Davey Christopher G, Cearns Micah, Jamieson Alec, Harrison Ben J
Department of Psychiatry, The University of Melbourne, Melbourne, Australia.
Discipline of Psychiatry, School of Medicine, The University of Adelaide, Adelaide, Australia.
Psychol Med. 2021 Dec 9;53(6):1-8. doi: 10.1017/S0033291721004323.
Suppression of the rostral anterior cingulate cortex (rACC) has shown promise as a prognostic biomarker for depression. We aimed to use machine learning to characterise its ability to predict depression remission.

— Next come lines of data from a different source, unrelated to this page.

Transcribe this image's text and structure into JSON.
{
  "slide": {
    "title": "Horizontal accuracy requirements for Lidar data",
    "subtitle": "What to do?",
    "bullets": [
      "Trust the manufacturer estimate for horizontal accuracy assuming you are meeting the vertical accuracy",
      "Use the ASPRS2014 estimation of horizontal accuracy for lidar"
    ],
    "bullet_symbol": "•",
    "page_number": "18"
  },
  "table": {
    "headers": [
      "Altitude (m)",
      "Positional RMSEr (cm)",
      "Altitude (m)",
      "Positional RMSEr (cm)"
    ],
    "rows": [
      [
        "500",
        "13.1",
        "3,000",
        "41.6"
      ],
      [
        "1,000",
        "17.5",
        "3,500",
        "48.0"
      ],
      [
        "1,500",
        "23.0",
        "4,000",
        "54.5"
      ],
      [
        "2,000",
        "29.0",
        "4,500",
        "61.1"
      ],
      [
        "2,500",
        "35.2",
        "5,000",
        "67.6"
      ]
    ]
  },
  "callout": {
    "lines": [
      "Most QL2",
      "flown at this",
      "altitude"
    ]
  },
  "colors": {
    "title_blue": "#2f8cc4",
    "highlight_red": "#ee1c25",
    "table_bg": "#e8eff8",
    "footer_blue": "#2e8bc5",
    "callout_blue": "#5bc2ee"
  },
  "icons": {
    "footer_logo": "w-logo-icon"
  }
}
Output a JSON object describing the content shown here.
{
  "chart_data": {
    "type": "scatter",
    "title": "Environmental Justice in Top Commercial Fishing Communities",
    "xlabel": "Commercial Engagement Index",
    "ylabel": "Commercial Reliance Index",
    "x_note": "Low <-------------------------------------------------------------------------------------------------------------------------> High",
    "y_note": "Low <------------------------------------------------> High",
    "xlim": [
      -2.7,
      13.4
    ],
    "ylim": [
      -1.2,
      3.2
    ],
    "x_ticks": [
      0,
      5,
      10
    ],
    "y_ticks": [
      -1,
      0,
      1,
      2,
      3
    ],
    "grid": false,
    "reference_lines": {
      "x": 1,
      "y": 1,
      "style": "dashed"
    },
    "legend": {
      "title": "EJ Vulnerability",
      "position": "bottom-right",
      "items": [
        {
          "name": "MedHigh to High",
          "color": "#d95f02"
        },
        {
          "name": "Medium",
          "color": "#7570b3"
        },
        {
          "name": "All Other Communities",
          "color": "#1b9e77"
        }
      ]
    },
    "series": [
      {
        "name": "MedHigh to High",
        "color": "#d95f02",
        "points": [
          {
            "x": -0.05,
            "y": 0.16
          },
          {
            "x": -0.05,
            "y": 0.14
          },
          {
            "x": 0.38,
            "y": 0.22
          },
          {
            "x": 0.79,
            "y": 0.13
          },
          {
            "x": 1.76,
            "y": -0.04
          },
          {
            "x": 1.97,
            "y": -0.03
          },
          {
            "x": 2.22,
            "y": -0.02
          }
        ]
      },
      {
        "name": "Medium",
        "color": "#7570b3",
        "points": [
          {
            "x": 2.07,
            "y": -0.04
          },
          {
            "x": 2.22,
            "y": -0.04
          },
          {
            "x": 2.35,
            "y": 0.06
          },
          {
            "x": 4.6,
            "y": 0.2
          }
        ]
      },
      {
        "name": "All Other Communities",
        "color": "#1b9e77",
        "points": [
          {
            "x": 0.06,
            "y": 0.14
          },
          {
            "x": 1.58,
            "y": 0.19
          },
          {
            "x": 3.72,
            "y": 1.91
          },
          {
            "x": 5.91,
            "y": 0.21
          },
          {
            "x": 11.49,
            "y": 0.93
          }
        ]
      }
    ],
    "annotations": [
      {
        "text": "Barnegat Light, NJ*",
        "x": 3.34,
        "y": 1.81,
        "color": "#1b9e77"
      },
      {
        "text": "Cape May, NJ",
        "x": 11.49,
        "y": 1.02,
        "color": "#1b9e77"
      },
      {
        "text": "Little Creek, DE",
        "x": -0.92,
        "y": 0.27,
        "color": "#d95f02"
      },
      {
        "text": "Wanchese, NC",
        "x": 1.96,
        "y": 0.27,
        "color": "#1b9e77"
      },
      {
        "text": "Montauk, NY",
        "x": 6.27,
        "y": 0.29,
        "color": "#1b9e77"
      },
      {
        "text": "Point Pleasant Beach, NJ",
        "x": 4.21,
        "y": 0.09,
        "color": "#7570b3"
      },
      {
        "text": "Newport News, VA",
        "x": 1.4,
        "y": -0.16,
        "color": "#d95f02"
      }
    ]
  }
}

Data were obtained from 81 15- to 25-year-olds with a major depressive disorder who had participated in the YoDA-C trial, in which they had been randomised to receive cognitive behavioural therapy plus either fluoxetine or placebo. Prior to commencing treatment patients performed a functional magnetic resonance imaging (fMRI) task to assess rACC suppression. Support vector machines were trained on the fMRI data using nested cross-validation, and were similarly trained on clinical data. We further tested our fMRI model on data from the YoDA-A trial, in which participants had completed the same fMRI paradigm.
Thirty-six of 81 (44%) participants in the YoDA-C trial achieved remission. Our fMRI model was able to predict remission status (AUC = 0.777 [95% confidence interval (CI) 0.638-0.916], balanced accuracy = 67%, negative predictive value = 74%, < 0.0001). Clinical models failed to predict remission status at better than chance levels. Testing the model on the alternative YoDA-A dataset confirmed its ability to predict remission (AUC = 0.776, balanced accuracy = 64%, negative predictive value = 70%, < 0.0001).
We confirm that rACC activity acts as a prognostic biomarker for depression. The machine learning model can identify patients who are likely to have difficult-to-treat depression, which might direct the earlier provision of enhanced support and more intensive therapies.
抑制喙前扣带回皮质(rACC)已显示出有望成为抑郁症的预后生物标志物。我们旨在使用机器学习来描述其预测抑郁症缓解的能力。
数据来自81名15至25岁患有重度抑郁症的患者,他们参与了YoDA-C试验,在该试验中被随机分配接受认知行为疗法加氟西汀或安慰剂。在开始治疗前,患者进行功能磁共振成像(fMRI)任务以评估rACC抑制情况。使用嵌套交叉验证在fMRI数据上训练支持向量机,并在临床数据上进行类似训练。我们在YoDA-A试验的数据上进一步测试了我们的fMRI模型,该试验中的参与者完成了相同的fMRI范式。
YoDA-C试验的81名参与者中有36名(44%)实现缓解。我们的fMRI模型能够预测缓解状态(曲线下面积[AUC]=0.777[95%置信区间(CI)0.638 - 0.916],平衡准确率=67%,阴性预测值=74%,P<0.0001)。临床模型未能在高于机遇水平上预测缓解状态。在替代的YoDA-A数据集上测试该模型证实了其预测缓解的能力(AUC = 0.776,平衡准确率 = 64%,阴性预测值 = 70%,P<0.0001)。
我们证实rACC活动是抑郁症的预后生物标志物。机器学习模型可以识别可能患有难治性抑郁症的患者,这可能有助于更早地提供强化支持和更密集的治疗。